ERG was performed by using the Neuropack S3 (Nihon Kohden, Co. Ltd.), along with the LED Visual Stimulator LS-100 (Mayo Corporation) and the Hemisphere Stimulator (Mayo Corporation). All manipulations were performed under dim red light. Mice were adapted to the dark environment for at least 1 h and were anaesthetised as described above. Tested animals were kept on a heating mat throughout the procedure to maintain body temperature. Pups were dilated with a topical application of 0.5% tropicamide and 0.5% phenylephrine. Gold ring electrodes were placed on the corneal surfaces, and needle electrodes were inserted as ground and reference electrodes on the nose and tail, respectively. Responses to a 3162 cd/m2 white light flash (1 ms) were amplified, filtered, and recorded [31, 85]. The a-wave amplitudes were measured from the baseline to the trough of the a-wave, and the b-wave was measured from the trough of the a-wave to the peak of the b-wave.

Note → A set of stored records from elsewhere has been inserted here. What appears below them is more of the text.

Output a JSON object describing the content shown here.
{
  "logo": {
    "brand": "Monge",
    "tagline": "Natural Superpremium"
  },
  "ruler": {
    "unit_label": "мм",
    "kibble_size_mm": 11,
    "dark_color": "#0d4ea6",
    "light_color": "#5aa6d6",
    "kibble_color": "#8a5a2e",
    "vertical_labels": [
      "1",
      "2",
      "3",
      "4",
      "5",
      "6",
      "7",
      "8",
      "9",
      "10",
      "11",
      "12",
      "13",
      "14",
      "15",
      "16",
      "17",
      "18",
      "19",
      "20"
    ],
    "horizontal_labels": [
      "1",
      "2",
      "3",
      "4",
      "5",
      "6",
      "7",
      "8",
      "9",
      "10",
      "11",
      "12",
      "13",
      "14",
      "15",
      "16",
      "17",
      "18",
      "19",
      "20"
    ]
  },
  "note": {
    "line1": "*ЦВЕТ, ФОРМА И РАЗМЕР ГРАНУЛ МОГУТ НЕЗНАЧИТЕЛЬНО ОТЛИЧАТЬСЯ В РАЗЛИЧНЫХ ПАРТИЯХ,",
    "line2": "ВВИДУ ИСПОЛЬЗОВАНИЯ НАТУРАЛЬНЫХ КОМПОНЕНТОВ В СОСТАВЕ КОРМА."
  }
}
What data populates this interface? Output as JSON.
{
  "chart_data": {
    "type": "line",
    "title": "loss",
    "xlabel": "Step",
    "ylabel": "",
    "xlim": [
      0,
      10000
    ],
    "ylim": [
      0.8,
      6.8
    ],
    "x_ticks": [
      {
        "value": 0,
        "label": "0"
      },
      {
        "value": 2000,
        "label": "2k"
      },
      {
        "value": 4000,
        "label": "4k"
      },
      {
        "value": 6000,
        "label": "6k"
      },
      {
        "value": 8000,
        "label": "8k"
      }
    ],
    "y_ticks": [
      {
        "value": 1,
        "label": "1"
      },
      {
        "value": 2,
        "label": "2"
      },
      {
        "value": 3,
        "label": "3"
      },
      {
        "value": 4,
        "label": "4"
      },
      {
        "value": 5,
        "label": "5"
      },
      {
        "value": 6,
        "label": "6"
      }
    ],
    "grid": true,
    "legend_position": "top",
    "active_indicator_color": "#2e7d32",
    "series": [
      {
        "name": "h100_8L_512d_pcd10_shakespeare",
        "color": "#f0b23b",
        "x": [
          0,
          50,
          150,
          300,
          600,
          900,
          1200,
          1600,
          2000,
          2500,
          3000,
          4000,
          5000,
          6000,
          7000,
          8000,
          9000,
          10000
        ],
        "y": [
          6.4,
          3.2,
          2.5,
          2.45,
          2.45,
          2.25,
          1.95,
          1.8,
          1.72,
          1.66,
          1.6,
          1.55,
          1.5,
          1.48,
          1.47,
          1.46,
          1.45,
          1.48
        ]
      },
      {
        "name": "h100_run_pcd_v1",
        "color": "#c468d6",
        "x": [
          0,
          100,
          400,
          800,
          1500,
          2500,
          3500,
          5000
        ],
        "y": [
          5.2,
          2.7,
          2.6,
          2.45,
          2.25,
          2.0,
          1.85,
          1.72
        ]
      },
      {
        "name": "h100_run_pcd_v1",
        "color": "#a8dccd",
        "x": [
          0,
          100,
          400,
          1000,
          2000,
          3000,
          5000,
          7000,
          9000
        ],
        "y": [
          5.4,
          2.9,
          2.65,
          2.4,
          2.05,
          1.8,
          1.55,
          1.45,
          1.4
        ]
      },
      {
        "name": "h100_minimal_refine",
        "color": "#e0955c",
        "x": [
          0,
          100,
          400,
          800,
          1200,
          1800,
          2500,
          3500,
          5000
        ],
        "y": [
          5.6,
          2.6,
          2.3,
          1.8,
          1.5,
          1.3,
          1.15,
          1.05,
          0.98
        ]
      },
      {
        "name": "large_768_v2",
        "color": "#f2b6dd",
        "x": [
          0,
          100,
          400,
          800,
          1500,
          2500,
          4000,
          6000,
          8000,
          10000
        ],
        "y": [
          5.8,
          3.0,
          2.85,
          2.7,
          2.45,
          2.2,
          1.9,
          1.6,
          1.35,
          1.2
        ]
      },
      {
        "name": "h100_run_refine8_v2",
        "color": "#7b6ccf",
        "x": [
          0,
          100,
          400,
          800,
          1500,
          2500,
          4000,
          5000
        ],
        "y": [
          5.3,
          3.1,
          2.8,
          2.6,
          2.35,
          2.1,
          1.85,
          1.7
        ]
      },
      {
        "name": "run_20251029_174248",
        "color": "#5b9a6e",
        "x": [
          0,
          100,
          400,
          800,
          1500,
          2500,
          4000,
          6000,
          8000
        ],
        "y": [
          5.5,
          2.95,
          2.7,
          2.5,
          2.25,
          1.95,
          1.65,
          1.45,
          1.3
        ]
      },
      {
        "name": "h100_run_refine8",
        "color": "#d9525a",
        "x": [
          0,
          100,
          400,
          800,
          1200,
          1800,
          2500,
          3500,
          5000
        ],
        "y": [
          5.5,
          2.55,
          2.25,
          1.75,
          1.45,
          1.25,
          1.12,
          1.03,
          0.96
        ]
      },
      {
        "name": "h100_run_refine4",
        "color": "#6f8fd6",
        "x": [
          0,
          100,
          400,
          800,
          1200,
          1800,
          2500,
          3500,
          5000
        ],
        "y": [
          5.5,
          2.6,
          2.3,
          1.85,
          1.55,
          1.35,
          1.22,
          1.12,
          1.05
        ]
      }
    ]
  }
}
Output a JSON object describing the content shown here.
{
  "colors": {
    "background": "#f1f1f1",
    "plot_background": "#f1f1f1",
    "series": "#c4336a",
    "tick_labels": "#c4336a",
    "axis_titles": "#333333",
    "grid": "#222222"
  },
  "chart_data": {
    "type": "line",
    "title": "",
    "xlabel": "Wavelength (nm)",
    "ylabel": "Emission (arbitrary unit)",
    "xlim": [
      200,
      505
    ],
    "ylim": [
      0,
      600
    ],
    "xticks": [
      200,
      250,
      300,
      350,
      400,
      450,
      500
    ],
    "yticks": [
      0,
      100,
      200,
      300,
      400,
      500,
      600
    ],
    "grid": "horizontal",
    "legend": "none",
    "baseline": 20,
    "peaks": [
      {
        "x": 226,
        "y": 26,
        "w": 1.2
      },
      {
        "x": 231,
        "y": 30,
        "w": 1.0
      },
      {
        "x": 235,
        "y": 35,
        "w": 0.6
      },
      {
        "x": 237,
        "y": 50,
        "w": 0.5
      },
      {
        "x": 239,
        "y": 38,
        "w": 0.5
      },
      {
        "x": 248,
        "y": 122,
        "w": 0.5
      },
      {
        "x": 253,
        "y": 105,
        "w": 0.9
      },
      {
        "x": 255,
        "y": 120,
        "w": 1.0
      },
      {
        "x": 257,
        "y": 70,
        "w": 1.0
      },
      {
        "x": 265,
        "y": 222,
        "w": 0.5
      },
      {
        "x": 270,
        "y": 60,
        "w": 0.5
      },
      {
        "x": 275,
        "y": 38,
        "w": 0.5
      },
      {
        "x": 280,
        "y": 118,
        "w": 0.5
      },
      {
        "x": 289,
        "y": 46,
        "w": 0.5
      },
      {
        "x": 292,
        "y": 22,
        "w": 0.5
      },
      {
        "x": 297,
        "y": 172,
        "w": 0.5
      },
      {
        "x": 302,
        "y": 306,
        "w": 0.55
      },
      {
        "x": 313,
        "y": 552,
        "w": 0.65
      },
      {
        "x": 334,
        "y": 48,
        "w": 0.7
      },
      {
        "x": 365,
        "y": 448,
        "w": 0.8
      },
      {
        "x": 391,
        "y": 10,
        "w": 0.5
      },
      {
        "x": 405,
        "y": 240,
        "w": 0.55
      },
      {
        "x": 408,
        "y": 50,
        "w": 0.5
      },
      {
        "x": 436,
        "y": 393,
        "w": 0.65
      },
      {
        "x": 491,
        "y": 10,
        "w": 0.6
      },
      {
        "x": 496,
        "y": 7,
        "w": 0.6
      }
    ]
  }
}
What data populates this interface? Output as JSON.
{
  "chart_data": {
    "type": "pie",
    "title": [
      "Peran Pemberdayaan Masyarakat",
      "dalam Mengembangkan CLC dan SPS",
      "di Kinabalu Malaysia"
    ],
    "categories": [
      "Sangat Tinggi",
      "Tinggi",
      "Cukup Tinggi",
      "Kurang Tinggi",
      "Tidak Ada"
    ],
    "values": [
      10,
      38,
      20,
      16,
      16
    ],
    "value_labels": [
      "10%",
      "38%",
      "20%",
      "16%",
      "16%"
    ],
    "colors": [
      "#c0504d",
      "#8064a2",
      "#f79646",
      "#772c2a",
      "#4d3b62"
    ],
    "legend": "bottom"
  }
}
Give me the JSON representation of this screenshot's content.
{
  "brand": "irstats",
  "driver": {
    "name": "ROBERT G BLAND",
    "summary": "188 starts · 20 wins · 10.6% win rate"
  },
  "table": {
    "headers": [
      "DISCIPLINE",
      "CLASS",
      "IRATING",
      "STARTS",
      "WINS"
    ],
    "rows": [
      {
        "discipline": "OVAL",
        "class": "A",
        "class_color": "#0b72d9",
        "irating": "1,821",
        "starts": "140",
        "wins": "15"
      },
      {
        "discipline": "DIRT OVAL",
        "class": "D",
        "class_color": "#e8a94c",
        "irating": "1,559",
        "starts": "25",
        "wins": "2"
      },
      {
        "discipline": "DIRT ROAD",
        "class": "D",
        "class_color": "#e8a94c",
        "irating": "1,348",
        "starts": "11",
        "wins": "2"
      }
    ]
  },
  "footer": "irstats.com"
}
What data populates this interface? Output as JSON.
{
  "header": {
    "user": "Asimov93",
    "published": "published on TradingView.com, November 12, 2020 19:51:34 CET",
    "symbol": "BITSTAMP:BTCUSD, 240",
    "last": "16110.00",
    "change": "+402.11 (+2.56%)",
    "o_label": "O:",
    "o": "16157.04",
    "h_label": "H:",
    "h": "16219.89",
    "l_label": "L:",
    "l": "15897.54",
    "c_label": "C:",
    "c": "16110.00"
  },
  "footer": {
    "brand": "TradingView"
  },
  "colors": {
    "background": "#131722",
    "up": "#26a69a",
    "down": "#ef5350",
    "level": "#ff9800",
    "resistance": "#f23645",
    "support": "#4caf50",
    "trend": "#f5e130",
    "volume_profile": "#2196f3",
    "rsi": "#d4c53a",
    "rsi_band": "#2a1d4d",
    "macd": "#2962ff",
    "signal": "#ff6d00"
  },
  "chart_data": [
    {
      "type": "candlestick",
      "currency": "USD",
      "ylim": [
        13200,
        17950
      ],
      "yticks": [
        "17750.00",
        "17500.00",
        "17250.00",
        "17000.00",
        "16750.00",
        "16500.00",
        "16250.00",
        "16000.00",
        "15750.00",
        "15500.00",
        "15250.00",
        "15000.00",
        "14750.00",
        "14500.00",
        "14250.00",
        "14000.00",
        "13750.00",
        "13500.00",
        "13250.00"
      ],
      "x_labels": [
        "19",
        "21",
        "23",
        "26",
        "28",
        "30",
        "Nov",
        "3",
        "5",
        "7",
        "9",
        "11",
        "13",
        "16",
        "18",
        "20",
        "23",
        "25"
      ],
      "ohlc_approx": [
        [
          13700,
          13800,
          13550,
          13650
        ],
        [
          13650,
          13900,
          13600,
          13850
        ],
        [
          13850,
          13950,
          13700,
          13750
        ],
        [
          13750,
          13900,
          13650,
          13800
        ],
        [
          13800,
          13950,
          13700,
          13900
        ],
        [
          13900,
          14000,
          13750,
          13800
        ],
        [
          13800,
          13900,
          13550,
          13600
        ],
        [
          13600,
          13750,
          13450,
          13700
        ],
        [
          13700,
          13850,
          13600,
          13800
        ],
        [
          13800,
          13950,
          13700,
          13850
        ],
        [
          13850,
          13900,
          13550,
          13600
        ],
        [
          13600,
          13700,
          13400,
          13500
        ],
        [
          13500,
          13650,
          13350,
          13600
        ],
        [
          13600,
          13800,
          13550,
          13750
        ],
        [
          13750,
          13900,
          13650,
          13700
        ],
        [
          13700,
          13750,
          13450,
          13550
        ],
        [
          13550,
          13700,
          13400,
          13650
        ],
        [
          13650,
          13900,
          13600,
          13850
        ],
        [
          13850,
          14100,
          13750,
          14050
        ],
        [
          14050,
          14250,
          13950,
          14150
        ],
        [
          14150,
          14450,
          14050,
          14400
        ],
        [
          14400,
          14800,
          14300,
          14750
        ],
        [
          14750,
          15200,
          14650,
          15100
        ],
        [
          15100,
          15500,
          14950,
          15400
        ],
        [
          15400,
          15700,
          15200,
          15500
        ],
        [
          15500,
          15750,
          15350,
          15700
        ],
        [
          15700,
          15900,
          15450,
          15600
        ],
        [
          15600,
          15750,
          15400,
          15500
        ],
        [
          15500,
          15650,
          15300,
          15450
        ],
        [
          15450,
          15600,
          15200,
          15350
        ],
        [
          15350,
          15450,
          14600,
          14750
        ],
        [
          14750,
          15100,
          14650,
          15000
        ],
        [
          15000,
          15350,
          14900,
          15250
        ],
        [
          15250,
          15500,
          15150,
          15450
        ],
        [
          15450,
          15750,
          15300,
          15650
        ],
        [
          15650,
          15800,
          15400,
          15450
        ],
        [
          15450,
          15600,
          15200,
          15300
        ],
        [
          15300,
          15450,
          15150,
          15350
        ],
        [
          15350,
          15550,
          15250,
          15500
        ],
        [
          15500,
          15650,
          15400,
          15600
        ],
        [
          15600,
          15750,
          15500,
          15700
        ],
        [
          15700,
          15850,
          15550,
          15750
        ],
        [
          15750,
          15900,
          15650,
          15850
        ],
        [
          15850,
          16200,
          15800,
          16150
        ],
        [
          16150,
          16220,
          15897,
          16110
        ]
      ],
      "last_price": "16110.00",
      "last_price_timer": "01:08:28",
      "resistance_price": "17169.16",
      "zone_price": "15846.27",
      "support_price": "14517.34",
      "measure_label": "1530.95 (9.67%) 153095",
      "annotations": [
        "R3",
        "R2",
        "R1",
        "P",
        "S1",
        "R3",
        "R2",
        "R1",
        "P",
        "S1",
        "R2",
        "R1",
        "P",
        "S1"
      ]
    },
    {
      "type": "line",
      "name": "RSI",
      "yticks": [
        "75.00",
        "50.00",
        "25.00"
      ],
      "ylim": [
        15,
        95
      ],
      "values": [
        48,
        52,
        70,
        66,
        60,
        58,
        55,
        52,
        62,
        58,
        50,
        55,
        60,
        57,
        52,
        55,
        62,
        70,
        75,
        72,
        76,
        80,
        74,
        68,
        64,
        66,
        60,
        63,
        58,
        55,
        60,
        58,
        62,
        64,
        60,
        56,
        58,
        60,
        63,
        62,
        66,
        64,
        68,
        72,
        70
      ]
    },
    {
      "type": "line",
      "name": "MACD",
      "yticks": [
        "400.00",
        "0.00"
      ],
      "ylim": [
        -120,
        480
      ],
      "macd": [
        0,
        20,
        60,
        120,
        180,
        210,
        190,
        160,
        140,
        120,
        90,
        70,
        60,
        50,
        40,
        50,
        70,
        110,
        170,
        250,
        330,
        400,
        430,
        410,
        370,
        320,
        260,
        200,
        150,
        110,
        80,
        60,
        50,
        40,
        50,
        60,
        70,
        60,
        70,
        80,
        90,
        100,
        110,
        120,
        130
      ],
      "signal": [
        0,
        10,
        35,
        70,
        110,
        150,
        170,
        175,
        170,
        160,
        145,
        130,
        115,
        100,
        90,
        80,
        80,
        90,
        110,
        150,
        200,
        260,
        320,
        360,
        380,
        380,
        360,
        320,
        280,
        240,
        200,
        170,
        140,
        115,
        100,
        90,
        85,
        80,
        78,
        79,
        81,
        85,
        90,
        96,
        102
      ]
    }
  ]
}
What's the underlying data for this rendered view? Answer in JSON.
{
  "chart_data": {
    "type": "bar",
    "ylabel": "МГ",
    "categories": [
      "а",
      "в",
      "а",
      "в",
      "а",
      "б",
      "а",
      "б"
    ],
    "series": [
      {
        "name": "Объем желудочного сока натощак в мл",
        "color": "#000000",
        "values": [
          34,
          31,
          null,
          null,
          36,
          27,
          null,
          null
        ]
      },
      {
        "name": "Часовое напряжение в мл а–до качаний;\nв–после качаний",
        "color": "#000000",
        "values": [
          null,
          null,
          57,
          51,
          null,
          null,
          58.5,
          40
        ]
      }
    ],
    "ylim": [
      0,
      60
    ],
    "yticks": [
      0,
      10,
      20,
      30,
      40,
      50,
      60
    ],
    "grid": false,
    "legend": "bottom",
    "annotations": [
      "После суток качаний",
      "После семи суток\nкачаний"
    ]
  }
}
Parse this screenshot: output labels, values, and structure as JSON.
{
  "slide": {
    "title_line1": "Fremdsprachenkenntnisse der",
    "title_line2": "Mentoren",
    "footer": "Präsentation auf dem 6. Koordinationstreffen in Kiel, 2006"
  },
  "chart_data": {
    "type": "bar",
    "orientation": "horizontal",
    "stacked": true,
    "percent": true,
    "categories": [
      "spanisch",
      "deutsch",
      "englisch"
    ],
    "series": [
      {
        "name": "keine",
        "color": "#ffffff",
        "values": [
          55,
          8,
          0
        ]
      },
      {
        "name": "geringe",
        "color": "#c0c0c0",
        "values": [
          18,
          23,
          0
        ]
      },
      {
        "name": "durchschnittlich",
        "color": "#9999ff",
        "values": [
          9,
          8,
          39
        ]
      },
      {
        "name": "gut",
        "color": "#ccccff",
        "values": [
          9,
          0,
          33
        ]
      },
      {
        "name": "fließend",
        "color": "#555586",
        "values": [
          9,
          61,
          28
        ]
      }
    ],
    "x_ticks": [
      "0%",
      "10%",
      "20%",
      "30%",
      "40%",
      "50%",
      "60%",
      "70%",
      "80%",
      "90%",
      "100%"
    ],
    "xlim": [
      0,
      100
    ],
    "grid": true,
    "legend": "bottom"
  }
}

Conditional knockout of the mTOR gene

Mice carrying the flox-mTOR gene [42] were purchased from Jackson Laboratory (IMSR_JAX:011009), and either heterozygotic or homozygotic mutants were intraperitoneally administered 1 mg of (Z)-4-hydroxytamoxifen (Abcam ab141943) at 2 weeks of age and were harvested at 6 weeks of age by perfusion fixation [86].

Image processing and statistics

Images were captured using LSM980 confocal microscopes (Zeiss) and processed using Photoshop software (Adobe). Figures were prepared using Illustrator (Adobe) and Prism ver.10 (GraphPad). Numerical information in each graph is provided in Supplementary Table S3. Differences were evaluated using either a two-tailed Student’s t test (for comparisons between two groups) or one-way analysis of variance (ANOVA; for comparisons between more than two groups). Statistical comparisons with p < 0.05 were considered significant. p values (*p < 0.05; **p < 0.01; ***p < 0.001; ****p < 0.0001) are indicated in each graph.